Commercial real estate investing is an attractive form of investment because it provides high yields when done right. It is critical to understand the various types of real estate investing and how you can best get value for your money, time, and skills.
As popular as commercial real estate investing is, most people are so accustomed to the active forms, so much so that only a few realize there are passive ways of investing in real estate.
This blog post breaks down both active and passive real estate investing. It explores the pros and cons of each and explains when you should select any of them. The information presented is a great way to help you choose the right path if you are starting your commercial real estate investing journey.
The two most common types of real estate investing categories are active real estate and passive real estate investing.

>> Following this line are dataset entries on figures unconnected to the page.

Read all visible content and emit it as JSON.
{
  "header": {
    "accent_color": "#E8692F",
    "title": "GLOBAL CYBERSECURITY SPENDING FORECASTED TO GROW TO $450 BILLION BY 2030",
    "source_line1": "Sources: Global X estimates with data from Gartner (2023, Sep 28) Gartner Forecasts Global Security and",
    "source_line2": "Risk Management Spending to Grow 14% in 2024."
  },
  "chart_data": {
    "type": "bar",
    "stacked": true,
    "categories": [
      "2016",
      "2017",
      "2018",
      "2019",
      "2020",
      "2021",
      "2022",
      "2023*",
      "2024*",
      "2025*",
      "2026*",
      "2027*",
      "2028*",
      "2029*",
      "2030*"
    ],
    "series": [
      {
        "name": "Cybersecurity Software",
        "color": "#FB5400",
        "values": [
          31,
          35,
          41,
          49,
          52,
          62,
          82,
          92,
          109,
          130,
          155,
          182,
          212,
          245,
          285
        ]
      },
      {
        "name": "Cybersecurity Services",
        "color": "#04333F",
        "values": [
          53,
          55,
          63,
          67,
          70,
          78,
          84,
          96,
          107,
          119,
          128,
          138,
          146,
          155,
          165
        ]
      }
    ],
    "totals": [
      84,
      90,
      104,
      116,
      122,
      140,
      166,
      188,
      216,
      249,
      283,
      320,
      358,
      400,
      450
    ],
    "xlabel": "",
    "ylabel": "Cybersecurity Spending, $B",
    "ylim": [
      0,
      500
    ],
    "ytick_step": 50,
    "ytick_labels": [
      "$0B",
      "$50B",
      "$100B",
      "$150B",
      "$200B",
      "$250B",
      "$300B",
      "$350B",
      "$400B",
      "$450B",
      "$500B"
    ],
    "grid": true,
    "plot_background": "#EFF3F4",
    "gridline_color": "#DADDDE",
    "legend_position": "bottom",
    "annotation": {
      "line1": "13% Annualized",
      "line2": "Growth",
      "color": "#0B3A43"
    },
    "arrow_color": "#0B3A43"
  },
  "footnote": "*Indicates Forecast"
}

Understanding the difference between them and making the right choice could determine whether real estate investing works for you or not. The two also determine on which side of the active-passive income spectrum the income generated from your investment efforts will fall.
Active real estate investing is the classic commercial variation popularized on reality TV. It requires more effort from the investor as it involves participating actively in primary investment activities such as researching the property market, identifying the property, securing funding, acquisition, development or renovation, and refinancing.

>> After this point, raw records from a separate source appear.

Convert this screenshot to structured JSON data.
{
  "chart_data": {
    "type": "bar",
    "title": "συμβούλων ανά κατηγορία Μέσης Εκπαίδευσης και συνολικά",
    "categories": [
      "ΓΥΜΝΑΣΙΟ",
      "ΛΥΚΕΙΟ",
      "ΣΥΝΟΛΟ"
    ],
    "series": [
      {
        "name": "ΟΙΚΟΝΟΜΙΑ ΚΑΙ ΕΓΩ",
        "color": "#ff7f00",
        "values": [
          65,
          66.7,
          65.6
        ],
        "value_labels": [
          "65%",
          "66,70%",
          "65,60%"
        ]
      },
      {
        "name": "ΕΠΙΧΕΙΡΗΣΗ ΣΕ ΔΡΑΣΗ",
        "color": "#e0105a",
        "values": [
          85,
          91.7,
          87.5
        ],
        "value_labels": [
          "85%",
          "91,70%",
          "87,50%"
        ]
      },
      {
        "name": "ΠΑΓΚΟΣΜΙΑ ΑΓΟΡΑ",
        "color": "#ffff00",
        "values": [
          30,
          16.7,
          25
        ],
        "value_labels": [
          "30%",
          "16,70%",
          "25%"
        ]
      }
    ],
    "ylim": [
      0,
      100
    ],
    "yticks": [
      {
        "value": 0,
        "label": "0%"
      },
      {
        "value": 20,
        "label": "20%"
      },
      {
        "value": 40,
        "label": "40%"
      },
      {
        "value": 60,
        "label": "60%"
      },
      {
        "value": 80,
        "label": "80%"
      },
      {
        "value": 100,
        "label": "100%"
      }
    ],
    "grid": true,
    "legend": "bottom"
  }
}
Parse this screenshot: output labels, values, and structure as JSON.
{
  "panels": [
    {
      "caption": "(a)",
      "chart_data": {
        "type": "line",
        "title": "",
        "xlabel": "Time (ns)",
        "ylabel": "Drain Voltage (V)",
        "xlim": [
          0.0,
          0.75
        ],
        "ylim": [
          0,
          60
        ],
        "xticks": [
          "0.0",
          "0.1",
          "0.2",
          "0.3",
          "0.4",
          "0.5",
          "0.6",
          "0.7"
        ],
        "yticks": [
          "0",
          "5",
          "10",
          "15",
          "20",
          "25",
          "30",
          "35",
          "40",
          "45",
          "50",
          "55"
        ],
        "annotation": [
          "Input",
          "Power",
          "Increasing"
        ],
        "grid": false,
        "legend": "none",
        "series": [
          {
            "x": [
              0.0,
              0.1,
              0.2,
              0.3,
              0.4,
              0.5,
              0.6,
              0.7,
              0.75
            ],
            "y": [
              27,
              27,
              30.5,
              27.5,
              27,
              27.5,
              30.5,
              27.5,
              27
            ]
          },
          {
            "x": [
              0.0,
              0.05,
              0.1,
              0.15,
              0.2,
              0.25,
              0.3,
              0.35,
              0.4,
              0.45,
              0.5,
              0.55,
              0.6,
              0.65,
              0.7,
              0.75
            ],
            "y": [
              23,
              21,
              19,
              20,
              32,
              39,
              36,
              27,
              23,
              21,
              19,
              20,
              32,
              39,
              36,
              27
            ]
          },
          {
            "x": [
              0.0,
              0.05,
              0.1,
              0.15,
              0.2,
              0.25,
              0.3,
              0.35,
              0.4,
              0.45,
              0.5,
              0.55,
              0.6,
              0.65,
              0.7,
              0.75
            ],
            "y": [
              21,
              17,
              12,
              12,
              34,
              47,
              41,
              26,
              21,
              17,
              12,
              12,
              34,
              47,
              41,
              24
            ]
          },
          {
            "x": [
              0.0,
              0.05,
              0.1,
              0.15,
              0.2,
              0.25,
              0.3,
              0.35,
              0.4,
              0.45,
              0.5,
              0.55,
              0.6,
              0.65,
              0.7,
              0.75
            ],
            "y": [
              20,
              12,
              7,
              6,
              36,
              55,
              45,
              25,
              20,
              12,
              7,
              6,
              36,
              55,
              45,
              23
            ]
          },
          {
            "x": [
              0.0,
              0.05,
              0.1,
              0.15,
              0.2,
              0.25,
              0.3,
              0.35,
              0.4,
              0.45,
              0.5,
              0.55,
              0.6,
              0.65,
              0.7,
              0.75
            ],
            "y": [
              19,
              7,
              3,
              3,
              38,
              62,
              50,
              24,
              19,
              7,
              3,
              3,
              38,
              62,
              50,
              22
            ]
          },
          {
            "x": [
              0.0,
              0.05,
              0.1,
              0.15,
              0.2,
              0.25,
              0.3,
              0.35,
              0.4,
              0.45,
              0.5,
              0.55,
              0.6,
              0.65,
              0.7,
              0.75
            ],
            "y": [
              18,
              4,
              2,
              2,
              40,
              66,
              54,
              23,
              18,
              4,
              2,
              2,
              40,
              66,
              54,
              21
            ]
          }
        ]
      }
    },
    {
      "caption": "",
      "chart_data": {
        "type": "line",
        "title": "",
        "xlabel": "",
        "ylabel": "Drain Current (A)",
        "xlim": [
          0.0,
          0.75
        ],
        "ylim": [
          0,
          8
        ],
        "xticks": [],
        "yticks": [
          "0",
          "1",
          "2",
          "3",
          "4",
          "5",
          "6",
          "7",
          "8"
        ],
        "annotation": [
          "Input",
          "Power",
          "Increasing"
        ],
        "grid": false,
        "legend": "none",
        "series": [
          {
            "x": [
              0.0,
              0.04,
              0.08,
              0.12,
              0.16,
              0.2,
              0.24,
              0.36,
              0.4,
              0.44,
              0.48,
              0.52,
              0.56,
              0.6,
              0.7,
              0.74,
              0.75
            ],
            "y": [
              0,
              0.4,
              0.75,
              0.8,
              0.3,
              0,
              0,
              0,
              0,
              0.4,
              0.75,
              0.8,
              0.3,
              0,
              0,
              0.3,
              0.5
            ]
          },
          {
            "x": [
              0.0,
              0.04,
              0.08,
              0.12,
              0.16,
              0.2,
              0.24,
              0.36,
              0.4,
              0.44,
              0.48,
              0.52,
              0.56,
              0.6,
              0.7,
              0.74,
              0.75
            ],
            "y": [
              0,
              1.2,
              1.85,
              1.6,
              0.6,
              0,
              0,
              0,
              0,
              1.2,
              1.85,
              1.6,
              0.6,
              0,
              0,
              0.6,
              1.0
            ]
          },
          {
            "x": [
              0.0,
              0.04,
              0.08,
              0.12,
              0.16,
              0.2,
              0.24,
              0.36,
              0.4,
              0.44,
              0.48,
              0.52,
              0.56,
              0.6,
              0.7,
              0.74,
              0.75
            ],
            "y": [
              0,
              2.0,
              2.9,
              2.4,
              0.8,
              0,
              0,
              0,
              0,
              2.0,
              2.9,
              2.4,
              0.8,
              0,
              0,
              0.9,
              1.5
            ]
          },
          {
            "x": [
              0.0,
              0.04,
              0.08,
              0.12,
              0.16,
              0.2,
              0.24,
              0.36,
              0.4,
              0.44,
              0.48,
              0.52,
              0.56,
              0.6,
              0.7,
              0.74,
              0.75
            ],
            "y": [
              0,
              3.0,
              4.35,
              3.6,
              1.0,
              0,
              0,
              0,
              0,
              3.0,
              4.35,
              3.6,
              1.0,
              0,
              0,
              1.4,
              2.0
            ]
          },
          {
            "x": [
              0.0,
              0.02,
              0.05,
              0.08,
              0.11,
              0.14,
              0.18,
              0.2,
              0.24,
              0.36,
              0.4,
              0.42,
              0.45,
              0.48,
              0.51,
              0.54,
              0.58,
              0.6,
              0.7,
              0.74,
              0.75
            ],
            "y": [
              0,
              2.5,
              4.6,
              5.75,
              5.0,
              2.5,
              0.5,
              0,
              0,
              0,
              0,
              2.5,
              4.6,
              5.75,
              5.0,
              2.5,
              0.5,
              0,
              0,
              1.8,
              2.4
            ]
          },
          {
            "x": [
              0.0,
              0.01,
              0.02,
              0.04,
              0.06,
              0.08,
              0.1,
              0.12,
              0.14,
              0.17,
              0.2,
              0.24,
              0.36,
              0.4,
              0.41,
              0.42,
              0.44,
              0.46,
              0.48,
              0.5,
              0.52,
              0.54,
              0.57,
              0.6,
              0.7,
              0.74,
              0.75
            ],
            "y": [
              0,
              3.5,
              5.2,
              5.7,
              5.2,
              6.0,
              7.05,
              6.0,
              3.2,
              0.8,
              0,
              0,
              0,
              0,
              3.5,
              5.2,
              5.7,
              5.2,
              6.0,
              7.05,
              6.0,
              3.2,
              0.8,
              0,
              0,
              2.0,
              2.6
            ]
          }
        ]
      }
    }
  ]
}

The most significant benefit of active real estate investing is the higher gain brought about by the associated risks. However, on the flip side, the high level of risk is its main disadvantage.

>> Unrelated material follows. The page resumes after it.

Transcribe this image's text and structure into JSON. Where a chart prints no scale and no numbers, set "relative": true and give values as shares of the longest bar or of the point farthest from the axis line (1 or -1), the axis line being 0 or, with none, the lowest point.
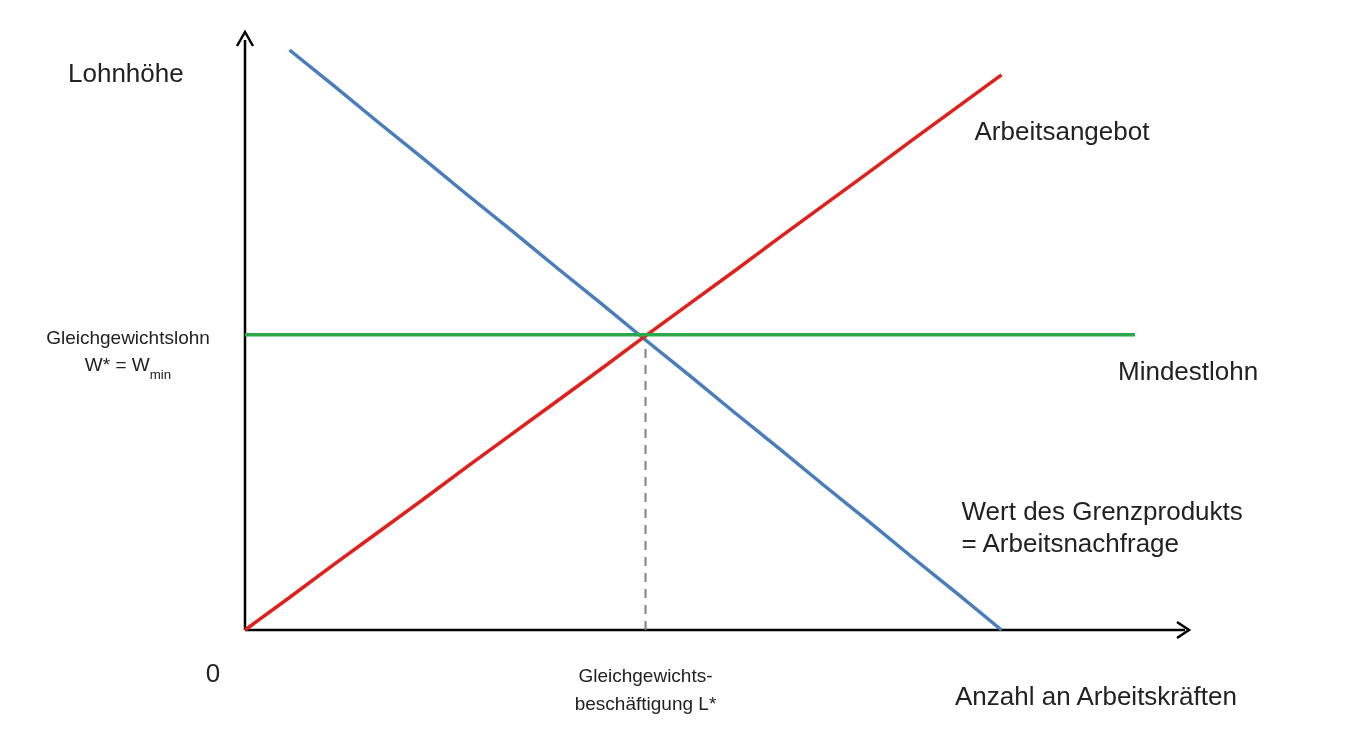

Passive real estate investing entails giving money to a seasoned real estate syndicator who acquires and oversees the property. It requires less individual effort and has less risk associated with it. However, you will gain less from the property than the active investor, for the same property with the same performance.
Whether you choose the active or passive option depends on several factors, including the amount of risk you are comfortable with, the amount of control you would like to have over the property, and the real estate investing resources you bring to the table.
The essential elements for real estate investing include capital (cash, cash flow, credit, and equity), time, skills, strategic networks, and opportunity control.
Risk is a major consideration when deciding between active and passive investing. Active real estate investing carries greater risk since investors bear the brunt of all losses or unexpected costs that arise during property management.
In contrast, passive real estate investing involves less risk. Passive investors collaborate with syndication companies, which employ experts to mitigate risks. Any losses are shared among multiple passive investors.
Active real estate investors retain control over critical decisions, such as selecting assets and strategy. They manage everything from acquisition to financing.
On the other hand, passive real estate investors have much less control. Their primary task is selecting the right syndicator, after which they receive updates and dividends while the syndicator handles property management and decision-making.
If you’re new to real estate or lack expertise, passive real estate investing may be the better option. It allows you to leverage the expertise of experienced syndicators while you gain knowledge of the industry.
Time is a key resource in real estate investing. Active investors need significant time to research properties, secure funding, and manage acquisitions. These activities also require real estate knowledge and negotiation skills.
If you have limited time but possess cash, credit, and equity, passive real estate investing might be a better fit, as you can rely on syndicators for management.
For individuals with time to spare and a willingness to gain real estate knowledge, active investing offers an opportunity to build skills and create a strategic network. Working with syndication companies or gaining experience as a real estate agent can help you acquire essential skills and resources.
In conclusion, factors such as associated risk and the amount of control you want determine whether passive real estate investing is right for you. If you are comfortable with less risk, you should choose passive real estate investing. It is also suitable for you if you are still new to commercial real estate investing or don’t know much about it.
The necessary real estate investing resources you have on your hands, or those you lack, also play a big part. You should pick a passive real estate investing if you have little time to spare, as commercial real estate investing is time-consuming.